Conversa dali, beija daqui, mas nenhum rosto suado lhe satisfaz. De que adianta o peito e a bunda falarem mais alto, se para chegar naquele roçado vai ter de apostar suas fichas num carteado sem fim, quando prefere o jogo de cartas marcadas. Como as mulheres o obrigam a jogar o ano inteiro para se aproximarem e beberem da água de sua fonte, no carnaval eles querem descansar e se sentirem como os reis da folia.

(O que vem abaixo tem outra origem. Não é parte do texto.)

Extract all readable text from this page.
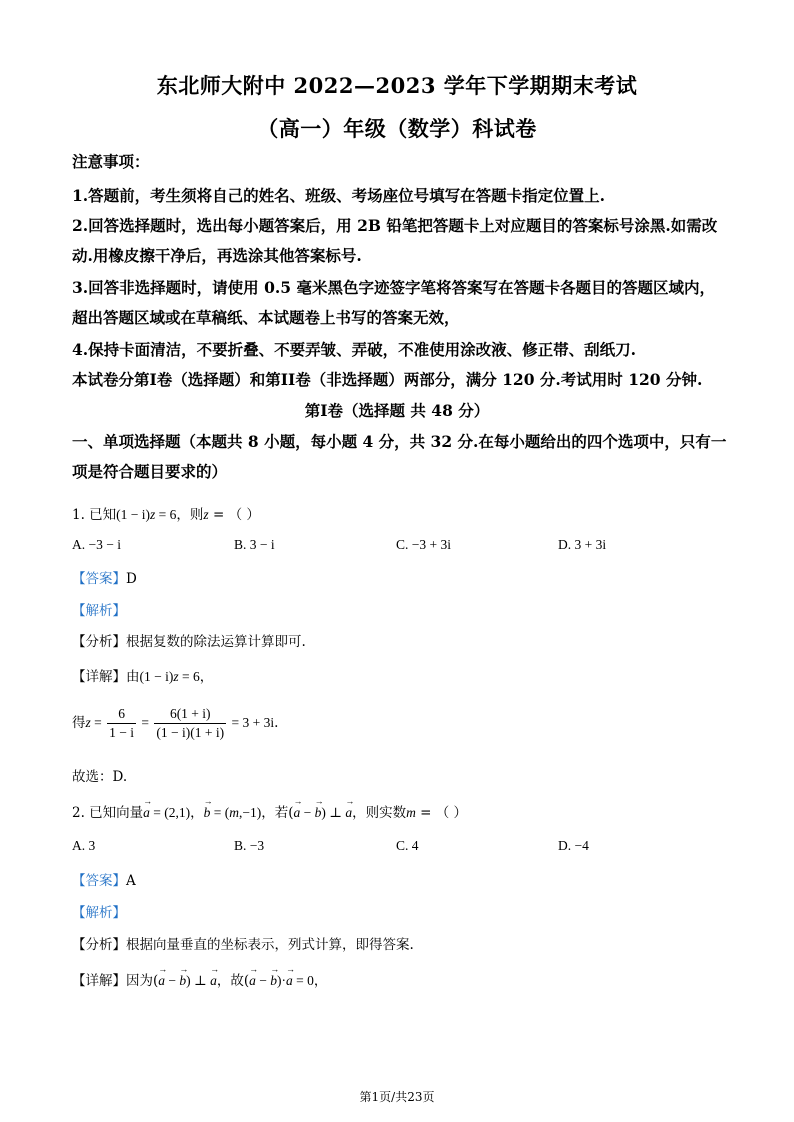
东北师大附中 2022—2023 学年下学期期末考试
（高一）年级（数学）科试卷
注意事项：
1.答题前，考生须将自己的姓名、班级、考场座位号填写在答题卡指定位置上.
2.回答选择题时，选出每小题答案后，用 2B 铅笔把答题卡上对应题目的答案标号涂黑.如需改
动.用橡皮擦干净后，再选涂其他答案标号.
3.回答非选择题时，请使用 0.5 毫米黑色字迹签字笔将答案写在答题卡各题目的答题区域内，
超出答题区域或在草稿纸、本试题卷上书写的答案无效，
4.保持卡面清洁，不要折叠、不要弄皱、弄破，不准使用涂改液、修正帯、刮纸刀.
本试卷分第I卷（选择题）和第II卷（非选择题）两部分，满分 120 分.考试用时 120 分钟.
第I卷（选择题 共 48 分）
一、单项选择题（本题共 8 小题，每小题 4 分，共 32 分.在每小题给出的四个选项中，只有一
项是符合题目要求的）
1. 已知(1 − i)z = 6，则z = （ ）
A. −3 − i	B. 3 − i	C. −3 + 3i	D. 3 + 3i
【答案】D
【解析】
【分析】根据复数的除法运算计算即可.
【详解】由(1 − i)z = 6，
得$z = \frac{6}{1 - i} = \frac{6(1 + i)}{(1 - i)(1 + i)} = 3 + 3i$.
故选：D.
2. 已知向量→ a = (2,1)，→ b = (m,−1)，若(→ a − → b) ⊥ → a，则实数m = （ ）
A. 3	B. −3	C. 4	D. −4
【答案】A
【解析】
【分析】根据向量垂直的坐标表示，列式计算，即得答案.
【详解】因为(→ a − → b) ⊥ → a，故(→ a − → b)·→ a = 0，
第1页/共23页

“Não é mole não”, todos cantam em uníssono. Por que, ó Deus, o desejo puro e liberto não alcança o inacessível? O carnaval existe para soltar a franga, deixar a peteca cair, curtir um amasso, fazer o que nunca teve coragem de fazer, deixar para ontem o que pode fazer hoje, já ter história pra contar pros seus netinhos, afinal de contas, cachaça é água, me cutuca que eu te cutuco, ziriguidum, nheco-nheco, vaaai paa-ssar, agora sim, eu vou me acabar e as águas vão rolar!
Cidade maravilhosa, cheia de encantos mil, tocou o sinal de alarme, acabou a hora de um recreio tão feliz. É hora de apelar, de descer do pedestal e cair na realidade. Não se trata de não querer ficar sozinho, finito o carnaval, os sonhos não podem cair no vazio, assim o exige a Quarta-feira de Cinzas! Você tem a mania de deixar tudo pra cima da hora, lembre-se que seus amigos irão lhe cobrar, se não descolou uma gata de encher os olhos e fazê-los crer que não é um cafajeste a esconder esse bandido coração.

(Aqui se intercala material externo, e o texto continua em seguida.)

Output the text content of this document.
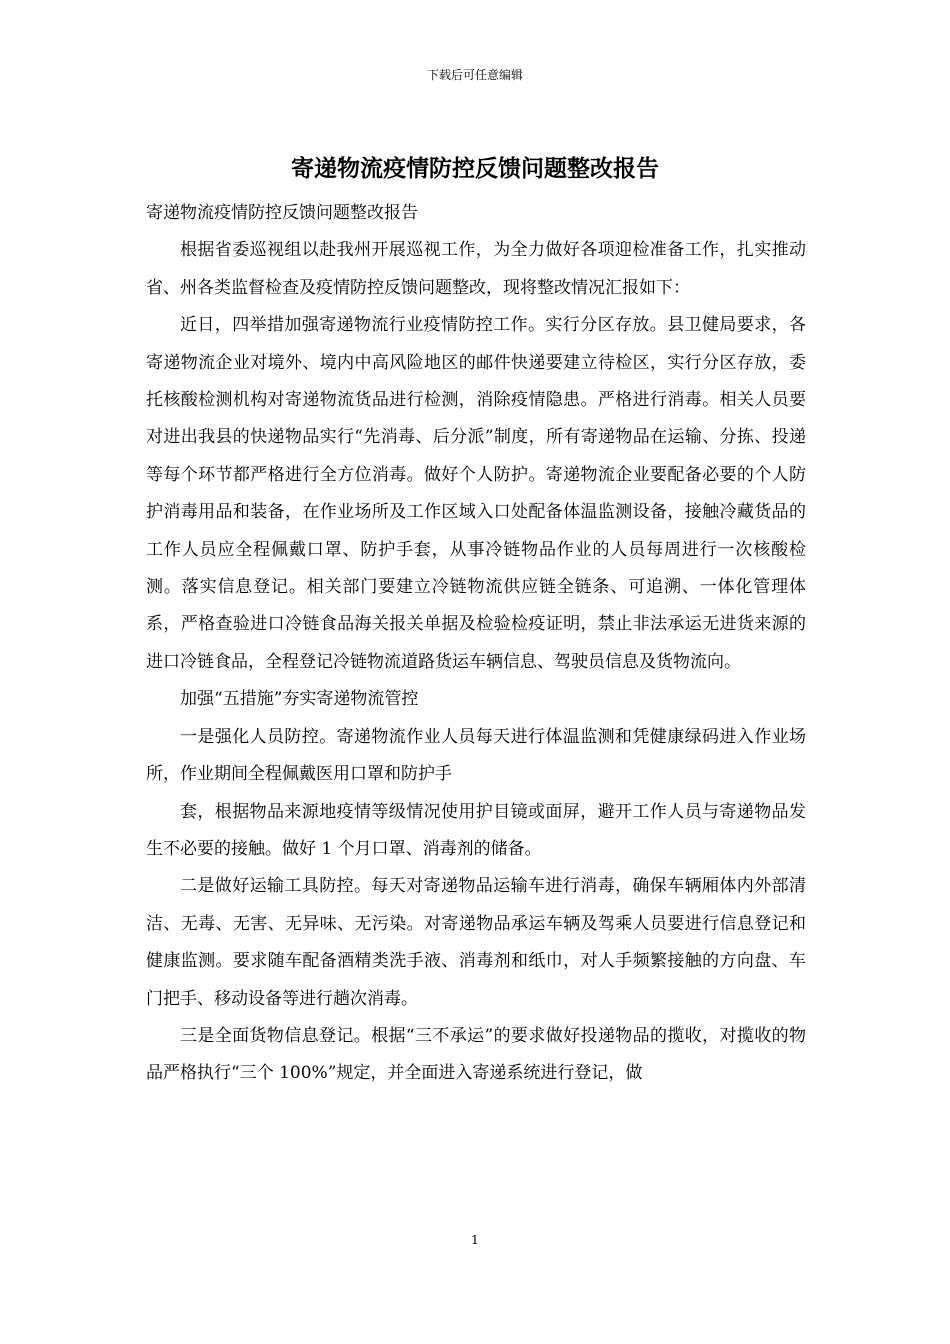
下载后可任意编辑
寄递物流疫情防控反馈问题整改报告

寄递物流疫情防控反馈问题整改报告

根据省委巡视组以赴我州开展巡视工作，为全力做好各项迎检准备工作，扎实推动省、州各类监督检查及疫情防控反馈问题整改，现将整改情况汇报如下：

近日，四举措加强寄递物流行业疫情防控工作。实行分区存放。县卫健局要求，各寄递物流企业对境外、境内中高风险地区的邮件快递要建立待检区，实行分区存放，委托核酸检测机构对寄递物流货品进行检测，消除疫情隐患。严格进行消毒。相关人员要对进出我县的快递物品实行“先消毒、后分派”制度，所有寄递物品在运输、分拣、投递等每个环节都严格进行全方位消毒。做好个人防护。寄递物流企业要配备必要的个人防护消毒用品和装备，在作业场所及工作区域入口处配备体温监测设备，接触冷藏货品的工作人员应全程佩戴口罩、防护手套，从事冷链物品作业的人员每周进行一次核酸检测。落实信息登记。相关部门要建立冷链物流供应链全链条、可追溯、一体化管理体系，严格查验进口冷链食品海关报关单据及检验检疫证明，禁止非法承运无进货来源的进口冷链食品，全程登记冷链物流道路货运车辆信息、驾驶员信息及货物流向。

加强“五措施”夯实寄递物流管控

一是强化人员防控。寄递物流作业人员每天进行体温监测和凭健康绿码进入作业场所，作业期间全程佩戴医用口罩和防护手

套，根据物品来源地疫情等级情况使用护目镜或面屏，避开工作人员与寄递物品发生不必要的接触。做好 1 个月口罩、消毒剂的储备。

二是做好运输工具防控。每天对寄递物品运输车进行消毒，确保车辆厢体内外部清洁、无毒、无害、无异味、无污染。对寄递物品承运车辆及驾乘人员要进行信息登记和健康监测。要求随车配备酒精类洗手液、消毒剂和纸巾，对人手频繁接触的方向盘、车门把手、移动设备等进行趟次消毒。

三是全面货物信息登记。根据“三不承运”的要求做好投递物品的揽收，对揽收的物品严格执行“三个 100%”规定，并全面进入寄递系统进行登记，做

1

Não lhe saem da cabeça as advertências de sua mãe e namoradas-pentelho para abandonar a galinhagem, cair de boca no mulherio, banir a prática de afogar o ganso, de ter uma reação em cadeia a cada mulher que o excita. De ser a cigarra e não a formiga, de viver em função do belo, presa fácil da sedução, de mudar o rumo com facilidade, de o banal tomar o lugar do vital, de prontidão para batidas em busca de almas perdidas, a eleger o corpo como a mente sã. Isso não leva a nada, meu filho!
O melhor a fazer é rasgar a fantasia e vestir o perfil de paletó e gravata a agradar caretas que não se encaixam na realidade da fantasia. São muitas para brigar e derrotar, não há ainda outra escapatória, a hipocrisia reina absoluta a despeito de tabus virem caindo que nem folhas de outono. Ou bem se vive a fantasia, a permissividade atual avaliza, ou, de mãos dadas com sua cara-metade, brinca o Carnaval e assiste os outros a sair atrás da fantasia.

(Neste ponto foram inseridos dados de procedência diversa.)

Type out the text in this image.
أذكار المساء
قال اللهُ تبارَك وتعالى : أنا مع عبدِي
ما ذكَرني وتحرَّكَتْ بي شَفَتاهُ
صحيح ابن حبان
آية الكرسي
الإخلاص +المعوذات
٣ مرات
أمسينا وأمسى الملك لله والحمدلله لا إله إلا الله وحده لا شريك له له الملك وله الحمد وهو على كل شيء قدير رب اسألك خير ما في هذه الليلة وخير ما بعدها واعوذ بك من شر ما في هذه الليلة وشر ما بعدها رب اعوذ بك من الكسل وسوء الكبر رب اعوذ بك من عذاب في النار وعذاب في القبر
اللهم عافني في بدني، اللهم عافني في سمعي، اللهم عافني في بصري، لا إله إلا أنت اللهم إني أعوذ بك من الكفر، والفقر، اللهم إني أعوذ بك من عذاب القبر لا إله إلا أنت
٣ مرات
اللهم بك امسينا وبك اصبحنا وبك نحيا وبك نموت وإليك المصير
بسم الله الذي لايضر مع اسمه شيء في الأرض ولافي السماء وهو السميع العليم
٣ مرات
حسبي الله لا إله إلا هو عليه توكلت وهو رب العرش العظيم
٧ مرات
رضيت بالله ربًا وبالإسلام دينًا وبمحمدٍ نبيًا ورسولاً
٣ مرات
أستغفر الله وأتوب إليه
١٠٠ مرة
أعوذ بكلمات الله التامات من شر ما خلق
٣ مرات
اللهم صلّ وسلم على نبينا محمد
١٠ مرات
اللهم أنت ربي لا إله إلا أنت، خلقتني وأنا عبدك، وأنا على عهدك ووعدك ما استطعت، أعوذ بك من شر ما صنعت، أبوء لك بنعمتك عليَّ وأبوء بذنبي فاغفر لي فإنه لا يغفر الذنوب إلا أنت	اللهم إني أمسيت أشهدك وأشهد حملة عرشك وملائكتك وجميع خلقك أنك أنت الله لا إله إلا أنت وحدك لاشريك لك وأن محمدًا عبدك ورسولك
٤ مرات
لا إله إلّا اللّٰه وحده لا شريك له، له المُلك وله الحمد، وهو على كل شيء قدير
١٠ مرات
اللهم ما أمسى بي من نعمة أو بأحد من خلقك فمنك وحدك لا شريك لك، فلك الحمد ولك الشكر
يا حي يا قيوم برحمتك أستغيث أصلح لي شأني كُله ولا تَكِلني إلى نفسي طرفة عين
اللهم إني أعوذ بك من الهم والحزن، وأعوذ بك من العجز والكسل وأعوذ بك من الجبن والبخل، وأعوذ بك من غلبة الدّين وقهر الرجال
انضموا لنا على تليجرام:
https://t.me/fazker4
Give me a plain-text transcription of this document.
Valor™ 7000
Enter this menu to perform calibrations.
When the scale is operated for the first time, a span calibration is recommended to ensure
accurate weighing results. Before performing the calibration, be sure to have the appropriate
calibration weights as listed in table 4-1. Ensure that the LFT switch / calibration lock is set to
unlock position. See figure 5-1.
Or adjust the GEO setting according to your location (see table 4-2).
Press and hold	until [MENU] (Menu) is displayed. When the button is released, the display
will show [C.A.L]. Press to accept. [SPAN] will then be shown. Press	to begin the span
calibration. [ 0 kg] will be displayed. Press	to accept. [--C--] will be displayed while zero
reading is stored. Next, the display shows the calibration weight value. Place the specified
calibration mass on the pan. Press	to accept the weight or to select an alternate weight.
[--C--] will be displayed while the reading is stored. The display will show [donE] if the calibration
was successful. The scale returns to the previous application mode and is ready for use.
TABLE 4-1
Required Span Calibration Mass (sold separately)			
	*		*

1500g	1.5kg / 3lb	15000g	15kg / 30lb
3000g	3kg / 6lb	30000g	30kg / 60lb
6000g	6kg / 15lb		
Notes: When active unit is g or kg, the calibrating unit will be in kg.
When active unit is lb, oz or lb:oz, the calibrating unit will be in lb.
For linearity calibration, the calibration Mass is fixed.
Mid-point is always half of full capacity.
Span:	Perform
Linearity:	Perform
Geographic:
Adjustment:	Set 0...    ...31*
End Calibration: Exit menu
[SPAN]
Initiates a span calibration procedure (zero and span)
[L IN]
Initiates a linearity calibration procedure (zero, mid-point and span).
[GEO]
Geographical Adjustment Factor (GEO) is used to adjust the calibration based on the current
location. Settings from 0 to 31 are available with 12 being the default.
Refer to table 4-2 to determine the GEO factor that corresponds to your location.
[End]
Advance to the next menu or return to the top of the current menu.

O fato é que houve época, em civilizações distantes, que se masturbava menos. Para que consolo se a Natureza era pródiga em amor e abundante na colheita? Menos civilizado, é certo, voltado para o cio e reprodução, mas, convenhamos, o carnaval, de fio a pavio, mudou que nem a mulher. Para o homem, nem tanto, que segue cantando:
“Vou deixar-te agora, não me leve a mal, hoje é Carnaval!”